We should take nuke waste

AUSTRALIA has a "moral obligation" to accept nuclear waste if it wants to increase uranium exports, says one of the world's biggest nuclear companies.

Amid deepening rifts within the Labor Party and union movement over uranium mining and nuclear power, French nuclear giant AREVA said yesterday it was illogical for the Labor state premiers to support a ban on new uranium mines.

But Simon Mann, the Australian general manager of AREVA subsidiary Cogema, said there was "probably ... a moral obligation for Australia to accept waste material" if it wanted to export uranium. He told a parliamentary inquiry into the development of a non-fossil fuel energy industry that Australia had large volumes of uranium and the potential to have seven of the world's top 20 uranium mines.

But he said there was sufficient uranium elsewhere in the world to make the Australian ban on new mines irrelevant.

Cogema wants to mine the environmentally sensitive Koongarra uranium deposit in Kakadu National Park.

On Thursday, Australian Workers Union national president Bill Ludwig added to the pressure on the Labor Party to reverse its 20-year "three-mines" ban on new uranium mines amid a global debate on the merits of nuclear energy. He called on the Queensland Government to allow the development of the state's uranium deposits - a move immediately rejected by Premier Peter Beattie.

"I don't support, nor does this Government, the opening of uranium mining," Mr Beattie said yesterday.

"The reality is that uranium is in clear conflict with the coal industry. I mean, why would a state like Queensland, that has 300 years of coal, want to give a competitive energy a leg up. It is just crazy."

Mr Ludwig's view threatens to split the labour movement. Two powerful left-wing unions, the Australian Manufacturing Workers Union and the Construction Forestry Mining and Energy Union, which represents thousands of coalminers, have been opposed to nuclear power and uranium mining.

The CFMEU said yesterday it remained opposed to the building of nuclear power stations and the use of nuclear power in Australia - but would not rule out support for new uranium mines.

Secretary Tony Maher said he would not commit to supporting changes to the three-mines policy ahead of debate on the issue next month.
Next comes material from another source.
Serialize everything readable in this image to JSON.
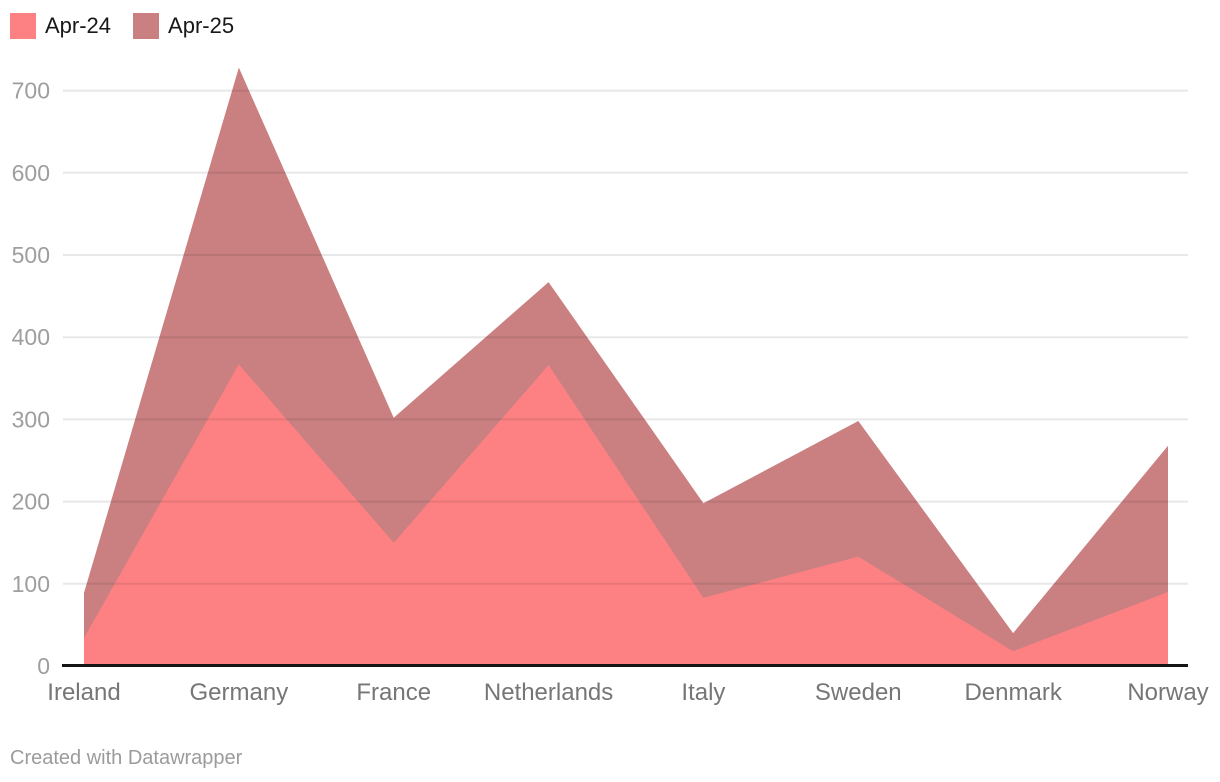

But he said the union, rather than going into combat with the AWU, was being "cautious and conservative".

Mr Maher said he was conscious of not capitulating to "big mining companies who have uranium in their portfolios" but said Australia's use of nuclear power was a "separate issue" to expanded uranium mining.
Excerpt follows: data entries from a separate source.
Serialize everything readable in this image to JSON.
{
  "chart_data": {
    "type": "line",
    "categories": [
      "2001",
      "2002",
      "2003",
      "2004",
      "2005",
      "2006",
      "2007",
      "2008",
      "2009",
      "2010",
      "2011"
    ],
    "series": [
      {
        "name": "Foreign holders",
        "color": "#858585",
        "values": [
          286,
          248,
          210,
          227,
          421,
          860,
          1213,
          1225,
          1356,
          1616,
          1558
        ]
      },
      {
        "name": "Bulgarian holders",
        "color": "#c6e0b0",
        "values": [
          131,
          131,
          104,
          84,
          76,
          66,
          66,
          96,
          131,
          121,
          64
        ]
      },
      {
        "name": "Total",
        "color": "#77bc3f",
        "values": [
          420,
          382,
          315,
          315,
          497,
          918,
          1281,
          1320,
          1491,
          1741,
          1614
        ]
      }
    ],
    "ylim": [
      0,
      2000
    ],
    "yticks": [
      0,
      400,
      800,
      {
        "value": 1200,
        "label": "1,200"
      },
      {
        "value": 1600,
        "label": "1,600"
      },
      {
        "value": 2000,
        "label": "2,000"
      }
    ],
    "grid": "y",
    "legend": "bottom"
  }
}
Resources Minister Ian Macfarlane yesterday called for Labor to "swiftly reconsider its three-mine policy".

"Their own members - MPs and unionists - can see the light but the policy purists remain hidebound by their seriously outdated three-mine policy," he said. "This is not a discussion about the use of nuclear energy in Australia, it's about exporting uranium, one of the most abundant resources in the country."
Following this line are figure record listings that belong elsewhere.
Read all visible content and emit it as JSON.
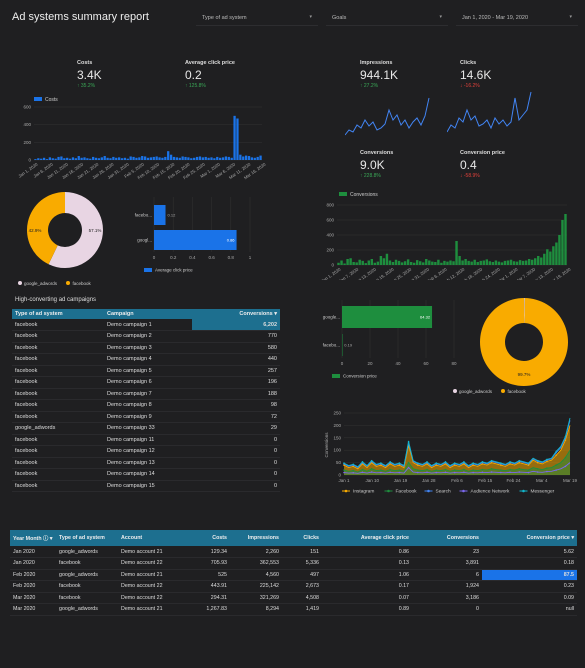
{
  "header": {
    "title": "Ad systems summary report"
  },
  "filters": [
    {
      "label": "Type of ad system"
    },
    {
      "label": "Goals"
    },
    {
      "label": "Jan 1, 2020 - Mar 19, 2020"
    }
  ],
  "kpis": {
    "costs": {
      "label": "Costs",
      "value": "3.4K",
      "delta": "↑ 35.2%",
      "dir": "up"
    },
    "avg_click_price": {
      "label": "Average click price",
      "value": "0.2",
      "delta": "↑ 125.8%",
      "dir": "up"
    },
    "impressions": {
      "label": "Impressions",
      "value": "944.1K",
      "delta": "↑ 27.2%",
      "dir": "up"
    },
    "clicks": {
      "label": "Clicks",
      "value": "14.6K",
      "delta": "↓ -16.2%",
      "dir": "down"
    },
    "conversions": {
      "label": "Conversions",
      "value": "9.0K",
      "delta": "↑ 228.8%",
      "dir": "up"
    },
    "conversion_price": {
      "label": "Conversion price",
      "value": "0.4",
      "delta": "↓ -58.9%",
      "dir": "down"
    }
  },
  "colors": {
    "blue": "#1a73e8",
    "green": "#1e8e3e",
    "orange": "#f9ab00",
    "pink": "#e8d5e3",
    "header": "#1d6f8f"
  },
  "chart_data": [
    {
      "id": "costs-bar",
      "type": "bar",
      "legend": [
        "Costs"
      ],
      "ylim": [
        0,
        600
      ],
      "yticks": [
        "0",
        "200",
        "400",
        "600"
      ],
      "xticks": [
        "Jan 1, 2020",
        "Jan 6, 2020",
        "Jan 11, 2020",
        "Jan 16, 2020",
        "Jan 21, 2020",
        "Jan 26, 2020",
        "Jan 31, 2020",
        "Feb 5, 2020",
        "Feb 10, 2020",
        "Feb 15, 2020",
        "Feb 20, 2020",
        "Feb 25, 2020",
        "Mar 1, 2020",
        "Mar 6, 2020",
        "Mar 11, 2020",
        "Mar 16, 2020"
      ],
      "values": [
        10,
        20,
        15,
        25,
        10,
        30,
        20,
        15,
        35,
        40,
        20,
        25,
        15,
        30,
        20,
        45,
        25,
        30,
        20,
        15,
        35,
        25,
        20,
        30,
        45,
        25,
        20,
        35,
        25,
        30,
        20,
        25,
        15,
        40,
        35,
        25,
        30,
        45,
        40,
        25,
        30,
        35,
        40,
        30,
        25,
        35,
        100,
        60,
        35,
        30,
        25,
        40,
        35,
        30,
        20,
        25,
        35,
        40,
        30,
        35,
        25,
        30,
        20,
        35,
        25,
        30,
        40,
        35,
        25,
        500,
        470,
        60,
        40,
        50,
        45,
        30,
        25,
        35,
        50
      ]
    },
    {
      "id": "system-donut",
      "type": "pie",
      "slices": [
        {
          "name": "google_adwords",
          "value": 57.1
        },
        {
          "name": "facebook",
          "value": 42.9
        }
      ],
      "labels": [
        "42.9%",
        "57.1%"
      ]
    },
    {
      "id": "avg-click-hbar",
      "type": "bar",
      "categories": [
        "facebo...",
        "googl..."
      ],
      "values": [
        0.12,
        0.86
      ],
      "data_labels": [
        "0.12",
        "0.86"
      ],
      "xticks": [
        "0",
        "0.2",
        "0.4",
        "0.6",
        "0.8",
        "1"
      ],
      "xlim": [
        0,
        1
      ],
      "legend": [
        "Average click price"
      ]
    },
    {
      "id": "conversions-bar",
      "type": "bar",
      "legend": [
        "Conversions"
      ],
      "ylim": [
        0,
        800
      ],
      "yticks": [
        "0",
        "200",
        "400",
        "600",
        "800"
      ],
      "xticks": [
        "Jan 1, 2020",
        "Jan 7, 2020",
        "Jan 13, 2020",
        "Jan 19, 2020",
        "Jan 25, 2020",
        "Jan 31, 2020",
        "Feb 6, 2020",
        "Feb 12, 2020",
        "Feb 18, 2020",
        "Feb 24, 2020",
        "Mar 1, 2020",
        "Mar 7, 2020",
        "Mar 13, 2020",
        "Mar 19, 2020"
      ],
      "values": [
        30,
        60,
        20,
        80,
        90,
        40,
        35,
        70,
        55,
        25,
        60,
        80,
        30,
        45,
        120,
        90,
        150,
        60,
        40,
        70,
        55,
        35,
        50,
        75,
        40,
        30,
        65,
        50,
        35,
        80,
        60,
        45,
        40,
        70,
        30,
        55,
        45,
        60,
        50,
        320,
        120,
        60,
        80,
        55,
        45,
        70,
        40,
        55,
        60,
        75,
        50,
        40,
        60,
        45,
        35,
        55,
        60,
        70,
        50,
        45,
        65,
        55,
        60,
        80,
        70,
        90,
        120,
        100,
        150,
        210,
        180,
        250,
        300,
        400,
        600,
        680
      ]
    },
    {
      "id": "conv-price-hbar",
      "type": "bar",
      "categories": [
        "google...",
        "facebo..."
      ],
      "values": [
        64.32,
        0.19
      ],
      "data_labels": [
        "64.32",
        "0.19"
      ],
      "xticks": [
        "0",
        "20",
        "40",
        "60",
        "80"
      ],
      "xlim": [
        0,
        80
      ],
      "legend": [
        "Conversion price"
      ]
    },
    {
      "id": "goal-donut",
      "type": "pie",
      "slices": [
        {
          "name": "google_adwords",
          "value": 0.3
        },
        {
          "name": "facebook",
          "value": 99.7
        }
      ],
      "labels": [
        "99.7%"
      ]
    },
    {
      "id": "platform-area",
      "type": "area",
      "ylabel": "Conversions",
      "ylim": [
        0,
        250
      ],
      "yticks": [
        "0",
        "50",
        "100",
        "150",
        "200",
        "250"
      ],
      "xticks": [
        "Jan 1",
        "Jan 10",
        "Jan 19",
        "Jan 28",
        "Feb 6",
        "Feb 15",
        "Feb 24",
        "Mar 4",
        "Mar 19"
      ],
      "series": [
        {
          "name": "Instagram",
          "color": "#f9ab00",
          "values": [
            40,
            30,
            35,
            25,
            45,
            30,
            50,
            35,
            40,
            30,
            45,
            35,
            40,
            30,
            120,
            50,
            40,
            35,
            45,
            30,
            40,
            35,
            45,
            30,
            40,
            35,
            45,
            30,
            40,
            35,
            45,
            40,
            50,
            45,
            40,
            35,
            45,
            40,
            50,
            45,
            40,
            60,
            50,
            45,
            55,
            60,
            80,
            100,
            140,
            200
          ]
        },
        {
          "name": "Facebook",
          "color": "#1e8e3e",
          "values": [
            20,
            15,
            18,
            12,
            22,
            15,
            25,
            18,
            20,
            15,
            22,
            18,
            20,
            15,
            50,
            25,
            20,
            18,
            22,
            15,
            20,
            18,
            22,
            15,
            20,
            18,
            22,
            15,
            20,
            18,
            22,
            20,
            25,
            22,
            20,
            18,
            22,
            20,
            25,
            22,
            20,
            30,
            25,
            22,
            28,
            30,
            40,
            50,
            70,
            100
          ]
        },
        {
          "name": "Search",
          "color": "#4285f4",
          "values": [
            45,
            35,
            40,
            30,
            50,
            35,
            55,
            40,
            45,
            35,
            50,
            40,
            45,
            35,
            130,
            55,
            45,
            40,
            50,
            35,
            45,
            40,
            50,
            35,
            45,
            40,
            50,
            35,
            45,
            40,
            50,
            45,
            55,
            50,
            45,
            40,
            50,
            45,
            55,
            50,
            45,
            65,
            55,
            50,
            60,
            65,
            90,
            110,
            150,
            220
          ]
        },
        {
          "name": "Audience Network",
          "color": "#7b68ee",
          "values": [
            10,
            8,
            9,
            7,
            11,
            8,
            12,
            9,
            10,
            8,
            11,
            9,
            10,
            8,
            30,
            12,
            10,
            9,
            11,
            8,
            10,
            9,
            11,
            8,
            10,
            9,
            11,
            8,
            10,
            9,
            11,
            10,
            12,
            11,
            10,
            9,
            11,
            10,
            12,
            11,
            10,
            15,
            12,
            11,
            14,
            15,
            20,
            25,
            35,
            50
          ]
        },
        {
          "name": "Messenger",
          "color": "#12b5cb",
          "values": [
            48,
            38,
            43,
            33,
            53,
            38,
            58,
            43,
            48,
            38,
            53,
            43,
            48,
            38,
            135,
            58,
            48,
            43,
            53,
            38,
            48,
            43,
            53,
            38,
            48,
            43,
            53,
            38,
            48,
            43,
            53,
            48,
            58,
            53,
            48,
            43,
            53,
            48,
            58,
            53,
            48,
            68,
            58,
            53,
            63,
            68,
            95,
            115,
            155,
            230
          ]
        }
      ]
    }
  ],
  "high_conv": {
    "title": "High-converting ad campaigns",
    "columns": [
      "Type of ad system",
      "Campaign",
      "Conversions ▾"
    ],
    "rows": [
      [
        "facebook",
        "Demo campaign 1",
        "6,202"
      ],
      [
        "facebook",
        "Demo campaign 2",
        "770"
      ],
      [
        "facebook",
        "Demo campaign 3",
        "580"
      ],
      [
        "facebook",
        "Demo campaign 4",
        "440"
      ],
      [
        "facebook",
        "Demo campaign 5",
        "257"
      ],
      [
        "facebook",
        "Demo campaign 6",
        "196"
      ],
      [
        "facebook",
        "Demo campaign 7",
        "188"
      ],
      [
        "facebook",
        "Demo campaign 8",
        "98"
      ],
      [
        "facebook",
        "Demo campaign 9",
        "72"
      ],
      [
        "google_adwords",
        "Demo campaign 33",
        "29"
      ],
      [
        "facebook",
        "Demo campaign 11",
        "0"
      ],
      [
        "facebook",
        "Demo campaign 12",
        "0"
      ],
      [
        "facebook",
        "Demo campaign 13",
        "0"
      ],
      [
        "facebook",
        "Demo campaign 14",
        "0"
      ],
      [
        "facebook",
        "Demo campaign 15",
        "0"
      ]
    ]
  },
  "monthly": {
    "columns": [
      "Year Month ⓘ ▾",
      "Type of ad system",
      "Account",
      "Costs",
      "Impressions",
      "Clicks",
      "Average click price",
      "Conversions",
      "Conversion price ▾"
    ],
    "rows": [
      [
        "Jan 2020",
        "google_adwords",
        "Demo account 21",
        "129.34",
        "2,260",
        "151",
        "0.86",
        "23",
        "5.62"
      ],
      [
        "Jan 2020",
        "facebook",
        "Demo account 22",
        "705.93",
        "362,553",
        "5,336",
        "0.13",
        "3,891",
        "0.18"
      ],
      [
        "Feb 2020",
        "google_adwords",
        "Demo account 21",
        "525",
        "4,560",
        "497",
        "1.06",
        "6",
        "87.5"
      ],
      [
        "Feb 2020",
        "facebook",
        "Demo account 22",
        "443.91",
        "225,142",
        "2,673",
        "0.17",
        "1,924",
        "0.23"
      ],
      [
        "Mar 2020",
        "facebook",
        "Demo account 22",
        "294.31",
        "321,269",
        "4,508",
        "0.07",
        "3,186",
        "0.09"
      ],
      [
        "Mar 2020",
        "google_adwords",
        "Demo account 21",
        "1,267.83",
        "8,294",
        "1,419",
        "0.89",
        "0",
        "null"
      ]
    ]
  }
}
Mr Mann said yesterday public concern about nuclear waste storage was probably the outcome of the lack of education in Australia concerning nuclear power. "It's a very emotive issue. People need to understand that waste material could be stored very safely."

However, Alan Clayton, research officer for the Association of Mining and Exploration Companies, told the committee waste material should be disposed of close to where uranium was used.

Labor resources spokesman Martin Ferguson said Labor wanted better nuclear waste management before it gave support to the use of nuclear power in Australia. But he said he expected Australia to be the largest exporter of uranium in the world "in a few short years".